用立法对抗民俗的做法是拙笨的

  城市实施的烟花爆竹禁放,基本上都是经过征求代表意见并且由地方立法的形式批准的,但是在实施的过程中,却普遍面临着尴尬。自实施禁放的时候起,春节燃放烟花爆竹的现象就一直未断。围绕着“禁”与“放”,主张燃放的民间情绪始终激情涌动,并与地方法规形成执著的博弈态势。禁放烟花爆竹之后的前一两年,被禁放的城市大都比较平静。但是,到第三年就有些人偷偷摸摸出来放了,有的是半夜三更放,有的是抢在黎明前放,由郊区扩展到市区,再由周边扩展到市中心,胆量大的人竟当众在大街上放,行人不但不制止,反而驻足观看、鼓掌欢呼,连有些执法人员都对这种违规行为睁只眼闭只眼。

  那些冒险燃放烟花爆竹的市民认为,过年不打点鞭子,不放点烟花,简直就没有年的气氛,连吃香喝辣都不够味。所以有时候宁愿被处罚,也要放一把过过瘾。城里不能放,有些人就驱车到郊区去放,不少人干脆携家带口到乡下过年,就是图个鞭炮带来的快乐。大概到了第四五个年头,全国各地燃放烟花爆竹的现象基本上“死灰复燃”了。那些每年动用数万人的力量维护“禁放令”的城市,在经过“少了烟花爆竹、多了寂寞冷清”的节日之后,也终于半推半就为燃放烟花爆竹放行。

烟花燃放

烟花燃放

  民俗活动“打铁花”使用的是熔化了的铁汁,在表演前,表演者首先需要把生铁放到专门的熔炉里熔化,然后再赤膊上阵,用特殊的木棒舀出铁水,并用另一根木棒从下往上击打。所以这种民俗有一定的危险性,传承起来比较困难。

  2003年12月,青岛率先对原有的烟花爆竹“禁放”政策做出了修改,明确规定在春节期间可以燃放烟花爆竹。许多城市积极响应、纷纷仿效,有的城市当年春节就开禁了。

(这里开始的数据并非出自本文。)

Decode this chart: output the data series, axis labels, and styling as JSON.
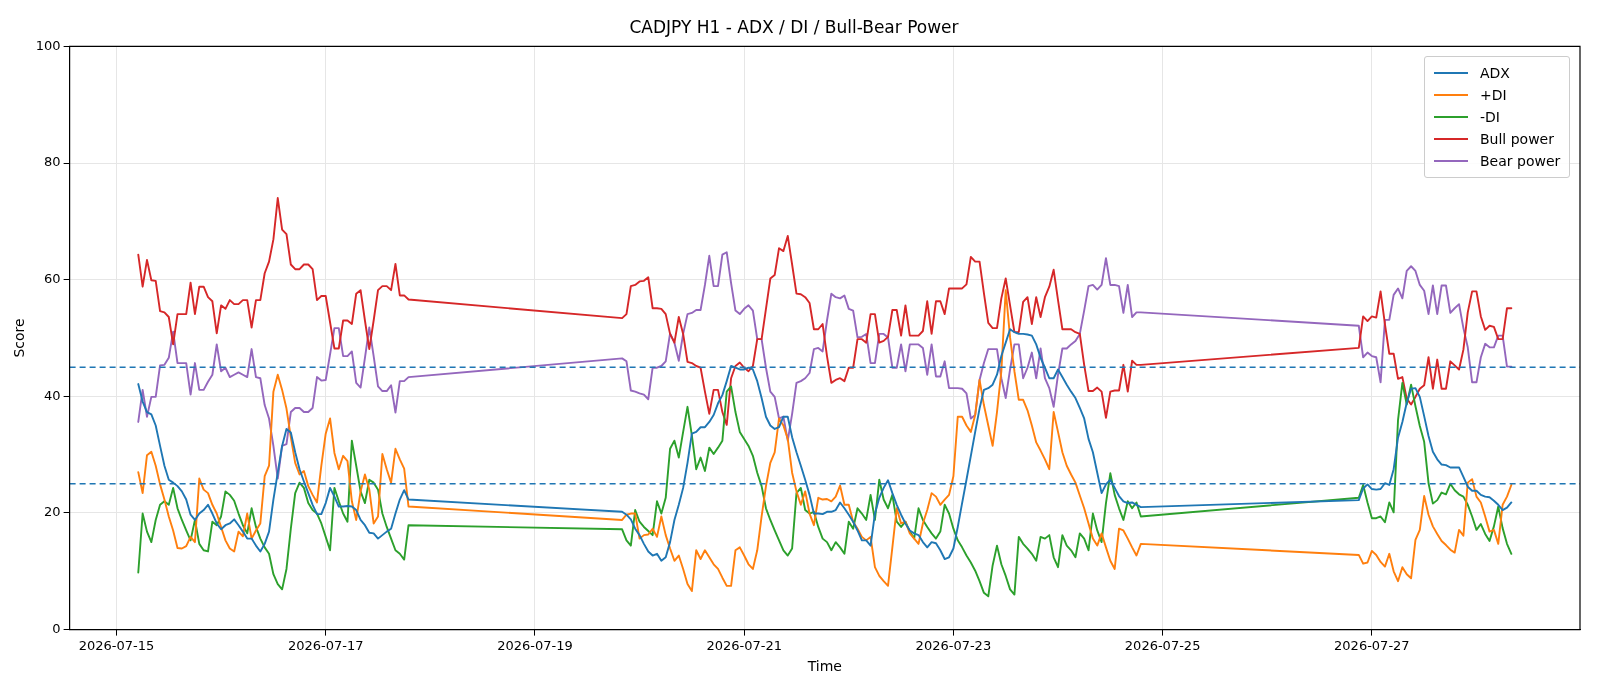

在这种力量的冲击下,没有开禁的城市违规燃放的现象更加严重,据说当这年的农历新年到来之际,上海、天津、重庆、成都、南京等市的禁放区内烟花爆竹燃放持续不断,因为“法不责众”,市民的燃放行为几乎控制不了。这一年,北京的烟花燃放点虽然从过去的32个扩大到52个,而且限定在郊区县各度假村和空旷地带,但仍然向市区逼近,连长安街一带都有人在楼顶上燃放了。到了2005年,北京正式宣布实行“禁改限”,即使城区也可以在规定的时间和规定的区域燃放。连北京都开禁了,其他城市还能固守吗?上海、天津、重庆、武汉、南京、西安、成都等一些大中城市陆续实行“禁改限”,规定除了加油站、天然气站、文物古迹、学校等场所,春节期间,市民可以在全市范围内燃放烟花爆竹。一年之内,全国约有170多个城市都由禁放改为限制燃放,有的城市还完全放开了。

  但是广州等城市目前依旧禁止在市区内燃放烟花爆竹。安徽芜湖等地方政府也在近期陆续发出通知,强调春节期间禁止燃放烟花爆竹。有关专家评论说,用立法对抗民俗的做法是拙笨的。而且,危险源岂能光是烟花爆竹?对这个具有悠久传统的民俗活动下手,未免有失公允。

  民俗曾代表国家最高礼仪

  在传统与法令的攻与守之间,行政命令为什么能从形式上制止传统习俗却不能消除传统习俗?

  随着农历新年的到来,节日的气氛也日渐浓厚,家家忙着办年货、挂灯笼、写春联、贴年画,这种习俗年复一年,世代相传,人们乐此不疲。为了渲染节日的祥和与喜庆,人们还敲锣打鼓、玩龙舞狮,北方扭秧歌、踩高跷,南方耍花灯、唱大戏。这一切,似乎都少不了烟花爆竹的助兴。如果没有它们,好像怎么也热闹不起来,难免有些扫兴的感觉。